More supplementation studies are required in women tropical countries, especially in Asia. Lowenstein commented fifty years ago that the zinc intakes of Asian rice and fish eating populations were low at six milligrams a day. These intakes are the same as those of Amazon women already shown to be deficient during lactation. Breastmilk vitamin A levels are commonly low in poor women from tropical countries. There is a need to investigate whether zinc supplementation would raise vitamin A levels in breast milk outside the Amazon. There is no evidence that zinc supplementation benefits birth weight in humans, but studies are still needed in tropical countries.
Zinc deficiency studies in monkeys have produced effects on birth weight but only in male infants.

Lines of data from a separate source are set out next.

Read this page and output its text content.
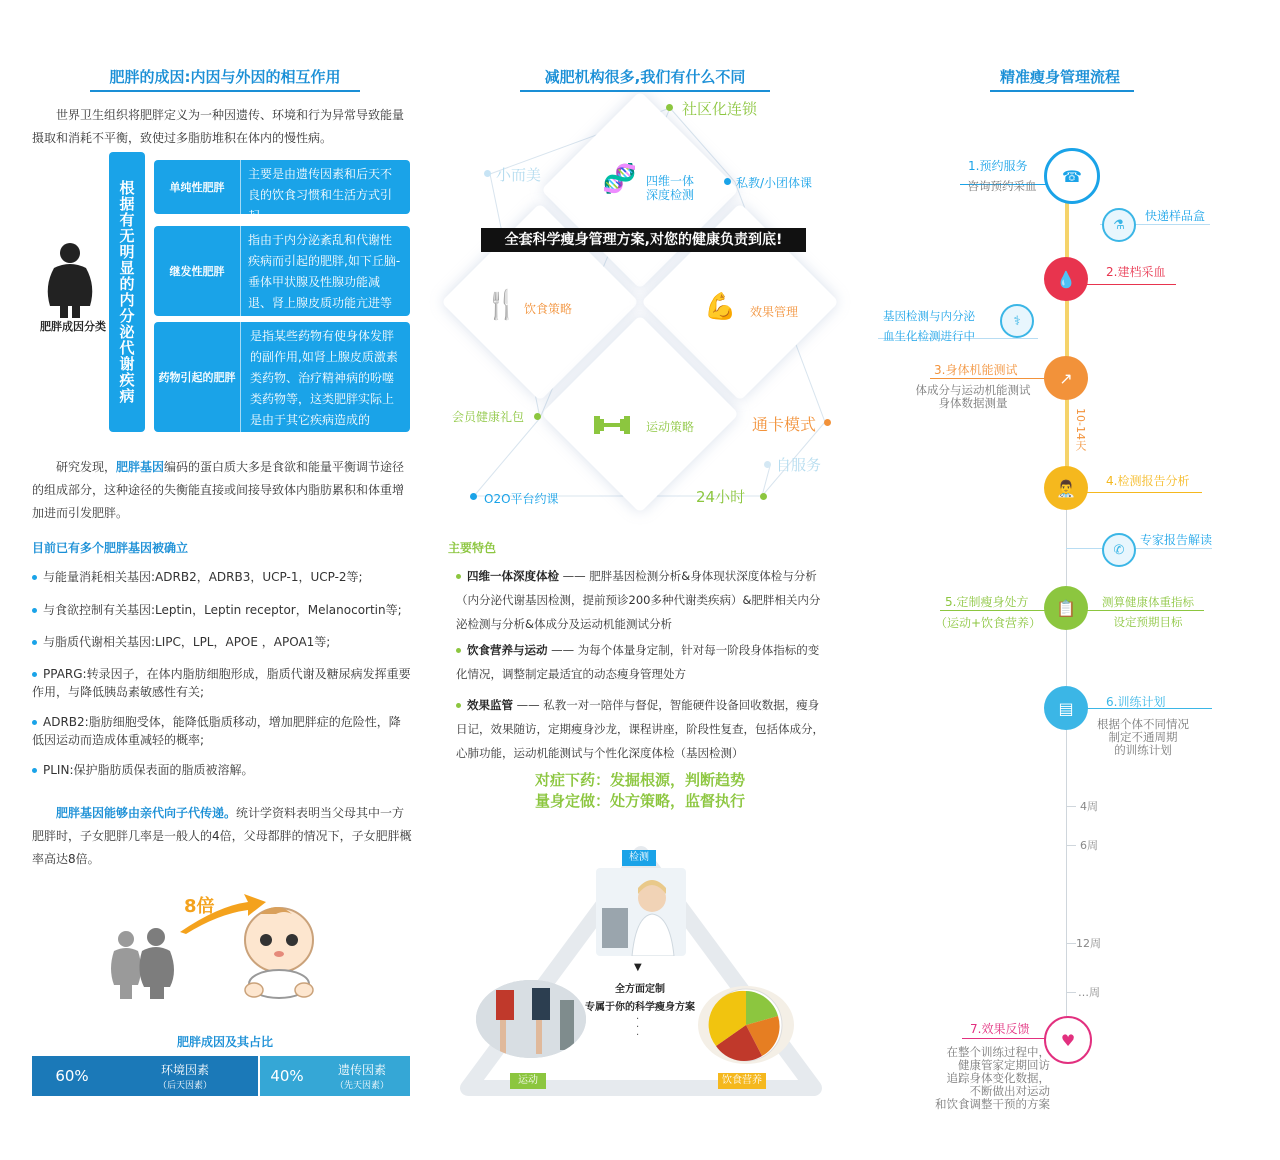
肥胖的成因:内因与外因的相互作用
世界卫生组织将肥胖定义为一种因遗传、环境和行为异常导致能量摄取和消耗不平衡，致使过多脂肪堆积在体内的慢性病。
肥胖成因分类 根据有无明显的内分泌代谢疾病	单纯性肥胖
主要是由遗传因素和后天不良的饮食习惯和生活方式引起
继发性肥胖
指由于内分泌紊乱和代谢性疾病而引起的肥胖,如下丘脑-垂体甲状腺及性腺功能减退、肾上腺皮质功能亢进等
药物引起的肥胖
是指某些药物有使身体发胖的副作用,如肾上腺皮质激素类药物、治疗精神病的吩噻类药物等，这类肥胖实际上是由于其它疾病造成的
研究发现，肥胖基因编码的蛋白质大多是食欲和能量平衡调节途径的组成部分，这种途径的失衡能直接或间接导致体内脂肪累积和体重增加进而引发肥胖。
目前已有多个肥胖基因被确立
与能量消耗相关基因:ADRB2，ADRB3，UCP-1，UCP-2等;
与食欲控制有关基因:Leptin，Leptin receptor，Melanocortin等;
与脂质代谢相关基因:LIPC，LPL，APOE ，APOA1等;
PPARG:转录因子，在体内脂肪细胞形成，脂质代谢及糖尿病发挥重要作用，与降低胰岛素敏感性有关;
ADRB2:脂肪细胞受体，能降低脂质移动，增加肥胖症的危险性，降低因运动而造成体重减轻的概率;
PLIN:保护脂肪质保表面的脂质被溶解。
肥胖基因能够由亲代向子代传递。统计学资料表明当父母其中一方肥胖时，子女肥胖几率是一般人的4倍，父母都胖的情况下，子女肥胖概率高达8倍。
8倍
肥胖成因及其占比
60%	环境因素
（后天因素）
40%	遗传因素
（先天因素）
减肥机构很多,我们有什么不同
🧬 四维一体
深度检测
全套科学瘦身管理方案,对您的健康负责到底!
🍴 饮食策略	💪 效果管理
运动策略
社区化连锁
小而美	私教/小团体课
会员健康礼包	通卡模式
自服务
O2O平台约课	24小时
主要特色
四维一体深度体检 —— 肥胖基因检测分析&身体现状深度体检与分析（内分泌代谢基因检测，提前预诊200多种代谢类疾病）&肥胖相关内分泌检测与分析&体成分及运动机能测试分析
饮食营养与运动 —— 为每个体量身定制，针对每一阶段身体指标的变化情况，调整制定最适宜的动态瘦身管理处方
效果监管 —— 私教一对一陪伴与督促，智能硬件设备回收数据，瘦身日记，效果随访，定期瘦身沙龙，课程讲座，阶段性复查，包括体成分，心肺功能，运动机能测试与个性化深度体检（基因检测）
对症下药：发掘根源，判断趋势
量身定做：处方策略，监督执行
检测
▼
全方面定制
专属于你的科学瘦身方案
·
·
·
运动	饮食营养
精准瘦身管理流程
10-14天
☎
1.预约服务
咨询预约采血
⚗
快递样品盒
💧	2.建档采血
⚕
基因检测与内分泌
血生化检测进行中
↗
3.身体机能测试
体成分与运动机能测试
身体数据测量
👨‍⚕	4.检测报告分析
✆
专家报告解读
📋
5.定制瘦身处方
（运动+饮食营养）
测算健康体重指标
设定预期目标
▤	6.训练计划
根据个体不同情况
制定不通周期
的训练计划
4周
6周
12周
…周
♥
7.效果反馈
在整个训练过程中，
健康管家定期回访
追踪身体变化数据，
不断做出对运动
和饮食调整干预的方案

The greatest effects of deficiency in young monkeys born to mildly zinc deficient mothers only appeared in the second year of life. Then the offspring were smaller, had smaller appetites and grew slower even though eating a normal diet. Zinc supplementation studies are needed in tropical populations, starting in pregnancy and continuing into infancy. The relationship between maternal zinc deficiency and maternal mortality should be investigated. The causes of maternal mortality include excessive bleeding and hypertension, both of which are known to be associated with zinc deficiency.
Studies to date have not really looked at the risks associated with not being zinc replete. These considerations are more relevant now that the importance of zinc as an antioxidant has been realized. It is likely that cancer is more common in non zinc replete people. From animal studies we know that the teratogenic effects of lead for example are only found in non zinc replete sheep. The toxic effects of cadmium, such as high blood pressure, can also be reduced by zinc supplementation. In many tropical countries the combination of a chronic sub clinical zinc deficiency and an environmental toxin could combine to produce cleft palate and still births for example.
When developing future study protocols, supplementation trials should lake a broad ecological view of possible zinc sources. The practice of earth eating is common in pregnant women. The betel nut chewing by Asian women, and the special clays sold all over Africa for women to eat should be contemplated. In the Amazon it was customary for indigenous tribes to cremate their family members and put the ashes into a pot. Every day they would put a little of the ashes into their drinks to remember their ancestors. Many of these practices undoubtedly contribute to maintaining fragile mineral balances, who knows maybe even for zinc. As time goes by modern wisdom tends to erode such primitive practices.